I agree, I used to have clients at Indian Point when I worked for a Major Computing Timesharing Company. I never felt in the least threatened frightened or scared in the least when visited their on Business. The personnel there were highly professional and extremely competent, and their adherence to Safety Standards was almost flawless. I lived in Southern Westchester all my life and never once felt threatened in the least by the Plant.
Heck, I drive my boat by it most every weekend. Pretty impressinve sight, actually.
I worked at a nuclear power plant in Illinois for eight years. Although I left the industry seven years ago, I have absolutely NO reservations about expanding nuclear power. I do, however, have a deep hatred for electric utility companies (wasteful socialist money grabbers). I have always believed that a genuine intelligent environmentalist/conservationist would firmly embrace nuclear power. Long term spent fuel storage/reprocessing is the major technological issue...but definitely solvable.
At Indian Point? The mafia would never let it happen.
btt
The First Man-made Nuclear Reactor
How Does a Nuclear Reactor Work?
Where Will the Next Generation of Nuclear Engineers Come From?
I don't think it's major in a technological sense.

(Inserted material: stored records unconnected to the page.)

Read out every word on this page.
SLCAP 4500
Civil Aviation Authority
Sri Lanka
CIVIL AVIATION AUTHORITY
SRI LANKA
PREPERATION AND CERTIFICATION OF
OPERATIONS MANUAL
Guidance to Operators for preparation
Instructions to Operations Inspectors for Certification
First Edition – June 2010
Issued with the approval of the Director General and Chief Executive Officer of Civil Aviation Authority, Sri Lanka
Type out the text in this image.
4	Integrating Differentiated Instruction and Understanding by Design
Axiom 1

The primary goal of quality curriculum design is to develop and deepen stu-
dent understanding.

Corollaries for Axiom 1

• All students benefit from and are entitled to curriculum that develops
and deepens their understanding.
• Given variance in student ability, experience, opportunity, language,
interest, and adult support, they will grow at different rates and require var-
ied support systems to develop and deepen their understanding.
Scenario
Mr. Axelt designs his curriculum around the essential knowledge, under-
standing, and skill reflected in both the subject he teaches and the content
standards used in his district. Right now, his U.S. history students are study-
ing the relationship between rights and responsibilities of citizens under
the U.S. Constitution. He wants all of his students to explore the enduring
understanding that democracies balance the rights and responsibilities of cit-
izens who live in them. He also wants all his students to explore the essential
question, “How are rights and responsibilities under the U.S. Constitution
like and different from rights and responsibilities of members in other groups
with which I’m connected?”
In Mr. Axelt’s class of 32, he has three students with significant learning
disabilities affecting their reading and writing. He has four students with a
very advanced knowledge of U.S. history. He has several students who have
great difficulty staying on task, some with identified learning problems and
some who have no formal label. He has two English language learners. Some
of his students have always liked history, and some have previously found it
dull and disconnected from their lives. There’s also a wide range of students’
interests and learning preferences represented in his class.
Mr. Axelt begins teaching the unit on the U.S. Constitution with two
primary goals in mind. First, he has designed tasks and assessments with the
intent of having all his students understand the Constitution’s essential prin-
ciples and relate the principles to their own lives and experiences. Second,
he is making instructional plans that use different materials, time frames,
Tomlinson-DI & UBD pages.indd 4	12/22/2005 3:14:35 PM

In a previous life a couple of decades ago I worked on some prototype reprocessing lines that not only partitioned the "waste" (which it really isn't, since it is very useful material), but also allowed implementation of the preliminary steps for full actinide recycle, which you almost have to do to keep volumes reasonably manageable in the long term.
We need only the will to do it and the political courage to move forward on licensing facilities. In addition to LWR material reprocessing, check out the IFR concept. A closed fuel cycle. Very sweet indeed...
Unfortunately, political courage is in short supply. I did, however, find it profoundly interesting that BOTH presidential candidates embraced nuclear power (of course, the one that lost would have been incapable of promoting it because of all his IOUs to the non-nuke crowd).
I think you're probably right. I'll give Kerry some measure of credit for providing verbal support to the industry, but if he were elected it probably would have gone the way of the Clinton years, benign neglect, with cancellation of a useful program here and there at the national labs (e.g., IFR at Idaho).
I saw a presentation on the IFR back in the day. I was truly amazed at the possibility of a closed-cycle. This would definitely be the ticket for a moonbase or even a space station...no refueling (from offsite) for 70 years! Here on earth, though, it seems like the reprocessing could be done at a central facility (thank you Jimmuh Carter...fer nuthin'!)